C’est là, sur ce fil de cette confrontation entre ordre numérique et subjectivité, que nous avons à nous arrêter, comme notre regard sur ces sujets ralentis par les aléas de la technique dans leur traversée d’un passage piéton, rappelant ceux des interruptions des conférences informatiques, à marquer ce déséquilibre : l’expression unique de cette souffrance face au mur du langage pouvant alors s’hystériser dans un commun, faire adresse depuis la reconnaissance de ce point commun d’accord fondamental concernant le fait qu’on ne puisse dire le tout. Et c’est depuis cette béance fondamentale, impliquant un refoulement, que nous pouvons parler, nous regarder et nous rencontrer, cela si, dans l’écoute, on lui prête une place à emprunter.
C’est en effet dans ces erreurs, ces trébuchements, qui font danser la vie dont cette œuvre nous donne une sensible illustration, que nous sommes retenus pour le meilleur et pour le pire, pris comme une trame inégale à elle-même, ouvrant en déphasage des interlignes, ce qui du pas d’avant au pas d’après reste à mettre en question au travers de l’interprétation au point où elle fait défaut. C’est bien, comme dans notre confrontation à cette œuvre, notre regard et notre parole, c’est-à-dire notre présence au langage qui en fait autre chose (qu’un objet), qui anime l’écrit et suscite la parole. Il y va d’une responsabilité à commettre un don de soi.
Du tout
à l’injonction du dire juste,
il faut s’extirper du dire juste,
et, à vrai dire,
donner de soi,
un trou
à l’emprunt du langage,
une parole
Faute de « bon service, bonne performance », pour que l’image ne se fige pour l’éternité, on s’en arrêtera là, au reste, qu’on laissera s’échapper pour y retenir l’esquisse d’un mouvement.

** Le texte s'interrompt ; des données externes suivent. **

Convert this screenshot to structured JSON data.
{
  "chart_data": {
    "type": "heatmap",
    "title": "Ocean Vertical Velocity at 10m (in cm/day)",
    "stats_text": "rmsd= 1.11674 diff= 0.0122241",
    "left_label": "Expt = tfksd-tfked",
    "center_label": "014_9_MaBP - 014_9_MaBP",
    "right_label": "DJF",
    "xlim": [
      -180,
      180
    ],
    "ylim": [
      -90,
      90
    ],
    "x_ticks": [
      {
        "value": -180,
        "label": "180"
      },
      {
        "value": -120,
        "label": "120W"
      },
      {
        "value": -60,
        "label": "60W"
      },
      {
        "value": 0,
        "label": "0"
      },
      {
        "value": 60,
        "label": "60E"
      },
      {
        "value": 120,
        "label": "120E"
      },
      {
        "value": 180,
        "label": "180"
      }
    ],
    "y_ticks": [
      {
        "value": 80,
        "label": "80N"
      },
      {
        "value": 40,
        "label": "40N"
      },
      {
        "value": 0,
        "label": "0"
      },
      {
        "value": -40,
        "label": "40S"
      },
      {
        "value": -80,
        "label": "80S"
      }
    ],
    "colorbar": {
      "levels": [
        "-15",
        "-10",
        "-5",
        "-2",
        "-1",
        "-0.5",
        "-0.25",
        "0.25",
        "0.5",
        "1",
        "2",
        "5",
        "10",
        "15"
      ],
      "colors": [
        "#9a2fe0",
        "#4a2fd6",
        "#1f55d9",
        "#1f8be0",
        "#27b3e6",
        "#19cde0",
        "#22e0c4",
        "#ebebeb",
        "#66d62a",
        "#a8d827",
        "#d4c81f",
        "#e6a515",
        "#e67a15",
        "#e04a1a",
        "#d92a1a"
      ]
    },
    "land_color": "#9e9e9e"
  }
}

Il faut s’y déplacer, et le parler.
Nous conclurons en vous invitant grandement à aller y faire un tour (lequel ? pourrait être la question), et à découvrir d’autres travaux étonnants où par exemple, « entendre ne va pas sans croquer » ( il s'agit d'une œuvre utilisant le mécanisme de l'audition reposant sur la conduction osseuse : si on fait vibrer l'os de la mâchoire, il est possible d'entendre sans que le son ne soit porté directement par l'air), où la figure de l’analyste n’est pas absente, pas sans marques, et où il est possible de vivre la confrontation « directe » au trait.